As you allude to, treating a compiler as an isolated batch process is an outdated strategy. Any compiler started today should be designed such that it can be used in an IDE from the start, even if you don't implement it in that way until after you've reached a certain level of maturity.

For error messages in particular is a very expansive topic because a compiler might have the following components:

    Lexer
    Parser
    Macro Expansion
    Name Resolution
    Lowering
    Type Checking
    Privacy Checking
    Lifetime Analysis
    Code Generation
    Linking

and all of them can produce errors. If you introduce error recovery in your parser, then you better make sure you're carrying that information forward to name resolution and type checking. If you introduce a error type placeholder, better account for it during the rest of your analysis to avoid complaining about non-existing methods on something that wasn't resolved in the first place. Error deduplication. Exploring the grammar space to identify things that a human may attempt but isn't allowed for good reason but that will not blow up until some quasi-random stage. Now that I think about it you could write a whole book about these topic.

What is lowering?

  • Some languages require higher level internal representations ("IR"s) to be "lowered" to lower level representations before code generation - in other words like high level semantics or syntactic sugar and transform into simpler constructs to compile.

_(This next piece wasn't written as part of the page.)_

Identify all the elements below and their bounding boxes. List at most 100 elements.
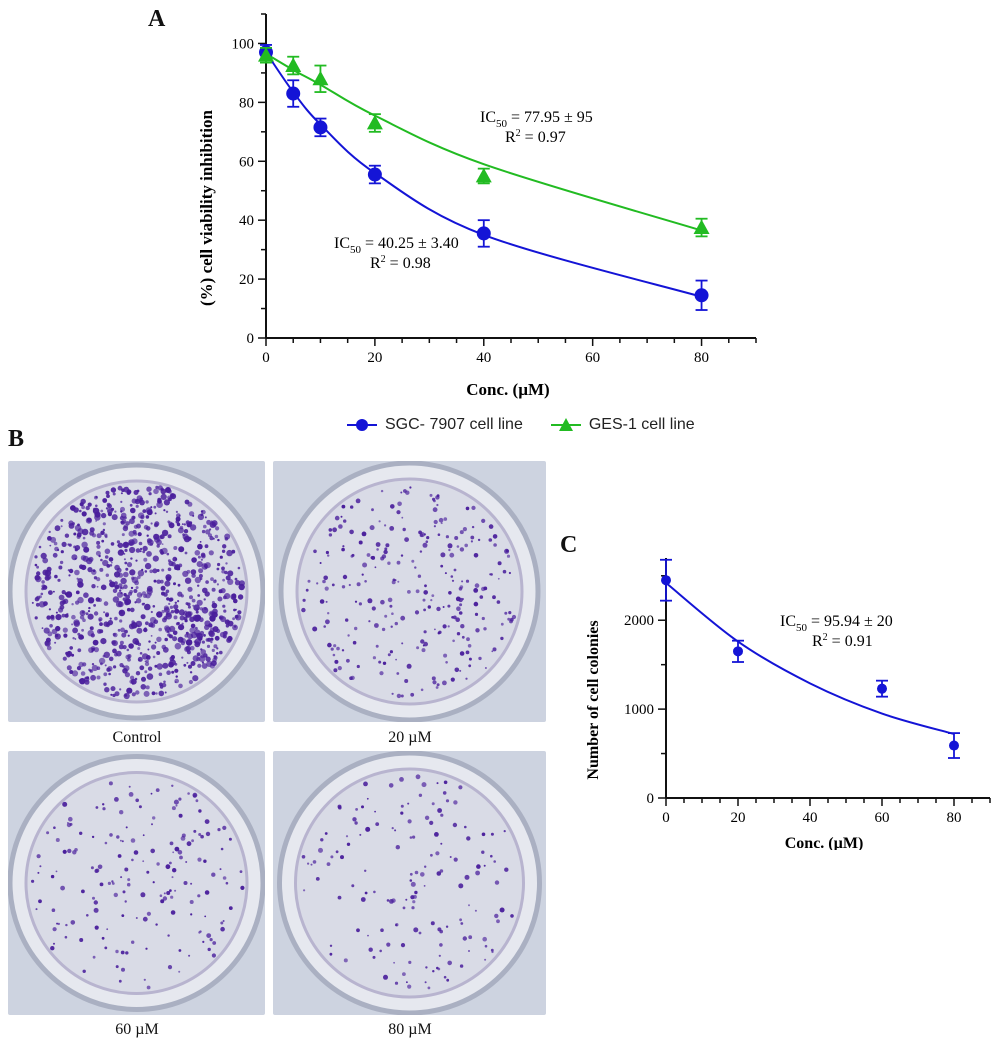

    For example, a language could support special iterator semantics that will be "lowered" into a simple for loop. Or a for loop itself may be lowered into a do-while loop, depending on the design of the lowered IR.

    • To give you an example, rustc has an AST, and a high-level intermediate representation tree called the HIR. The former can encode anything that is syntactically valid (and some things that aren't), while the HIR only encodes things that are valid and transforms things like `if foo {} else {}` to `match foo { true => {} false => {}}`. That makes this internal representation more fundamental, there are fewer constructs to care about, and allows unifying some validations that would otherwise have to be written for all the alternative user visible constructs. It also makes later stages of the compiler not have to care about how code was written, just about this higher level representation.